Hi, i’m new here but i don’t have anyone to talk about it…
I feel so bad. And sometimes I don’t really know what exactly i feel. They said I’m bipolar, maybe that’s true.
I want to kill myself but i also don’t. Is anyone feel the same way? I have so much anger or something inside. I feel like I’m a bomb and some day I will explode. I am a wrecker. I can’t be normal.
I see world diffrently, like everyone wants to hurt me, even my closest people. But then I realise that this is not the truth but it’s too late. I’m worried to lose everybody.
I think i just wanted to write that idk maybe it’s stupid or pathetic
[Edit.] I feel bad. I just want to get drunk or high
or maybe dead
5 comments
Not stupid, not pathetic. You seem timid… that could be your problem. I’m sure you’ll find someone to talk to on SP. People are usually willing to offer support etc; to those in need…
It’s just like…the World is really confusing and okay everybody gets that and fight somehow but I just can’t, I’m tired of this shit
I feel as though i cant trust anyone either…
I have isolated myself from my family and friends..

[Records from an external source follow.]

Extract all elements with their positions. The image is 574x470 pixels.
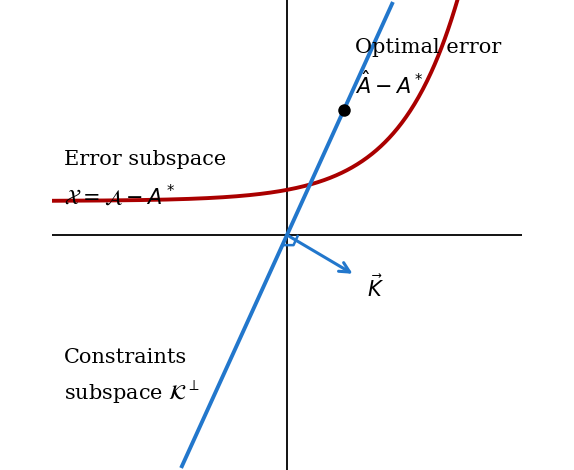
Text: $\vec{K}$: $\vec{K}$: [367, 274, 385, 301]
Text: Optimal error
$\hat{A} - A^*$: Optimal error $\hat{A} - A^*$: [355, 38, 501, 98]
Text: Error subspace
$\mathcal{X} = \mathcal{A} - A^*$: Error subspace $\mathcal{X} = \mathcal{A…: [64, 150, 227, 208]
Text: Constraints
subspace $\mathcal{K}^\perp$: Constraints subspace $\mathcal{K}^\perp$: [64, 348, 200, 406]
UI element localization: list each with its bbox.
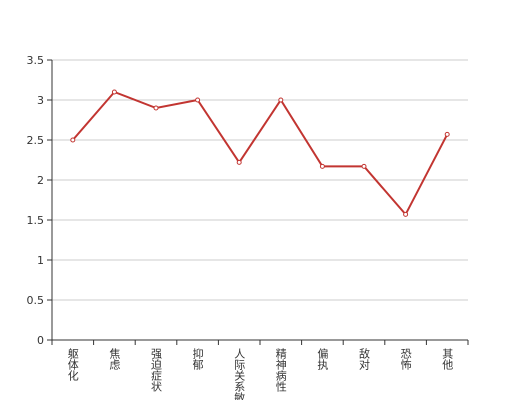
y-tick-label: 3 [37,94,44,107]
x-tick-label: 躯体化 [66,348,79,382]
point [153,105,159,111]
x-tick-label: 其他 [441,348,454,370]
x-tick-label: 人际关系敏感 [233,348,246,400]
x-tick-label: 强迫症状 [150,348,163,392]
point [319,163,325,169]
point [361,163,367,169]
point [111,89,117,95]
point [444,131,450,137]
x-tick-label: 敌对 [358,347,371,370]
x-tick-label: 精神病性 [274,348,287,393]
y-tick-label: 2 [37,174,44,187]
x-tick-label: 抑郁 [191,347,204,370]
y-tick-label: 0.5 [27,294,45,307]
y-tick-label: 2.5 [27,134,45,147]
y-tick-label: 1 [37,254,44,267]
point [403,211,409,217]
x-tick-label: 恐怖 [399,348,412,370]
point [278,97,284,103]
y-tick-label: 3.5 [27,54,45,67]
point [195,97,201,103]
line [72,90,449,217]
x-tick-label: 焦虑 [108,348,121,370]
point [236,159,242,165]
y-tick-label: 1.5 [27,214,45,227]
y-tick-label: 0 [37,334,44,347]
point [70,137,76,143]
x-tick-label: 偏执 [316,347,329,371]
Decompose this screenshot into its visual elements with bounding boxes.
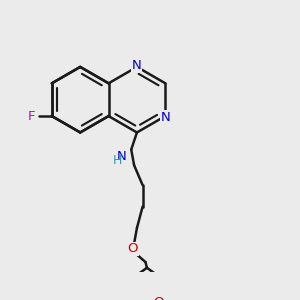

You don’t sound pathetic, just sad and hurt..
I also want to be rid of this mess that one calls life..
The world needs to be rid of me..
i feel kinda the same way. and i have like parents problem, they think im not ill at all so shrinks in these hospitals where my parents talked to someone thinks im just a pathetic loser who fake being ill.
but in the other hospital they told me im bipolar, ed and also have kinda symphtoms of schizofrenia (this one is probably bulshit but ok)
i dunno really know who i am. i feel weak and meanless
(sorry for my english, it can be bad cause it isnt my national language)
Why is life so hard for the most pure and good people?Why?